Начальство сидит за столом и изучает мою книгу. («Зачем вам книга, — стеклянным голосом сказал дон Румата. — Вы же все равно не умеете читать».)
— Откуда книга?
— Из камеры.
— Откуда часы?
— Нашел в коридоре.
— Пишите объяснительную.
— Не буду.
— Почему?
Я не отвечаю. А зачем? Все же предельно ясно. И мне и ему.
— Вы хорошо подумали?
Пауза.
— Вы очень хорошо подумали?
Пауза. Начальство выходит из-за стола и лично отводит меня в стакан.
Ну что, опять, блядь, наверное, в карцер? Да и хуй с ним! Ебись все в рот! Щедрина только ужасно жаль. Вот сволочи!
Минут через пять я уже стою в коридоре у своей камеры. (Это, впрочем, еще ни о чем не говорит. Если в карцер — все равно сначала в хату должны завести. За вещами. Зубной щеткой, там, пастой и пр.)
Десять минут стою, двадцать… час… Ого! Вероятно, решается, блядь, сейчас моя судьба. Как у Бельмондо в «Профессионале». Когда он в конце к вертолету идет. Тоже никто, наверное, ответственности брать на себя не хочет. Пятница, вечер, начальства, небось, уже нет… А может, и еще что… Еще какие-нибудь местные заморочки.
А-а!.. По хую! Карцер, так карцер. Отдохну там хоть немного. В одиночестве. Да и тепло ведь уже на улице. Весна. Не замерзну. В общем, по хую!

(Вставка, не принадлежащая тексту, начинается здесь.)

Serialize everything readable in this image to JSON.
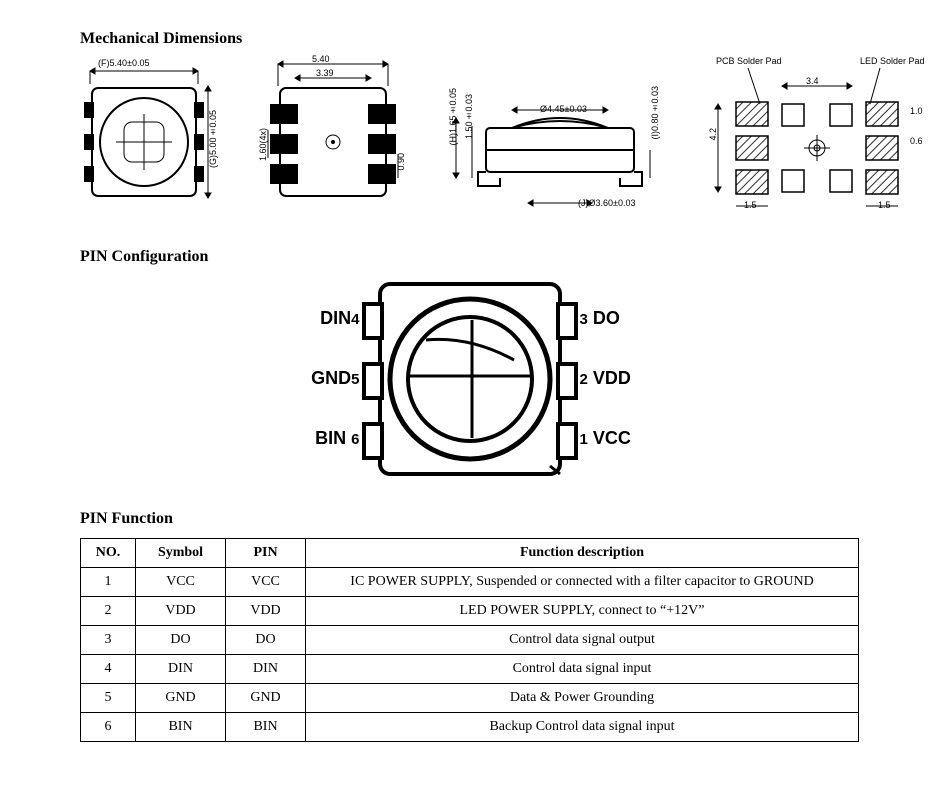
{
  "sections": {
    "mech_title": "Mechanical Dimensions",
    "pin_config_title": "PIN Configuration",
    "pin_fn_title": "PIN Function"
  },
  "mech": {
    "view1": {
      "F": "(F)5.40±0.05",
      "G": "(G)5.00±0.05"
    },
    "view2": {
      "top_outer": "5.40",
      "top_inner": "3.39",
      "left_h": "1.60(4x)",
      "right_h": "0.90"
    },
    "view3": {
      "H": "(H)1.65±0.05",
      "inner_h": "1.50±0.03",
      "dia": "Ø4.45±0.03",
      "J": "(J)Ø3.60±0.03",
      "I": "(I)0.80±0.03"
    },
    "view4": {
      "pcb_pad": "PCB Solder Pad",
      "led_pad": "LED Solder Pad",
      "top_w": "3.4",
      "side_out": "1.5",
      "h": "4.2",
      "pad_h": "1.0",
      "pad_h2": "0.6"
    }
  },
  "pin_config": {
    "left": [
      {
        "num": "4",
        "name": "DIN"
      },
      {
        "num": "5",
        "name": "GND"
      },
      {
        "num": "6",
        "name": "BIN"
      }
    ],
    "right": [
      {
        "num": "3",
        "name": "DO"
      },
      {
        "num": "2",
        "name": "VDD"
      },
      {
        "num": "1",
        "name": "VCC"
      }
    ]
  },
  "pin_fn": {
    "headers": [
      "NO.",
      "Symbol",
      "PIN",
      "Function description"
    ],
    "col_widths": [
      "55px",
      "90px",
      "80px",
      "auto"
    ],
    "rows": [
      [
        "1",
        "VCC",
        "VCC",
        "IC POWER SUPPLY, Suspended or connected with a filter capacitor to GROUND"
      ],
      [
        "2",
        "VDD",
        "VDD",
        "LED POWER SUPPLY, connect to “+12V”"
      ],
      [
        "3",
        "DO",
        "DO",
        "Control data signal output"
      ],
      [
        "4",
        "DIN",
        "DIN",
        "Control data signal input"
      ],
      [
        "5",
        "GND",
        "GND",
        "Data & Power Grounding"
      ],
      [
        "6",
        "BIN",
        "BIN",
        "Backup Control data signal input"
      ]
    ]
  },
  "style": {
    "stroke": "#000000",
    "hatch": "#2b2b2b",
    "bg": "#ffffff",
    "body_stroke_w": 2
  }
}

Примерно через час коридорный все-таки появляется и молча открывает дверь. В камере переполненный впечатлениями Вася рассказывает, как он ездил в суд.
— А мне малявы в автозэке передавали, я их обязан брать?
(В автозэке обычно передают малявы из других тюрем. С Бутырки, с Пресни, из женской тюрьмы.)
— Нет. Но если взял — обязан пронести. Или порвать при обыске.
Чтобы не спалились. Если не уверен — лучше вообще не брать. А то некоторые гондоны берут, понтуются, а потом выкидывают.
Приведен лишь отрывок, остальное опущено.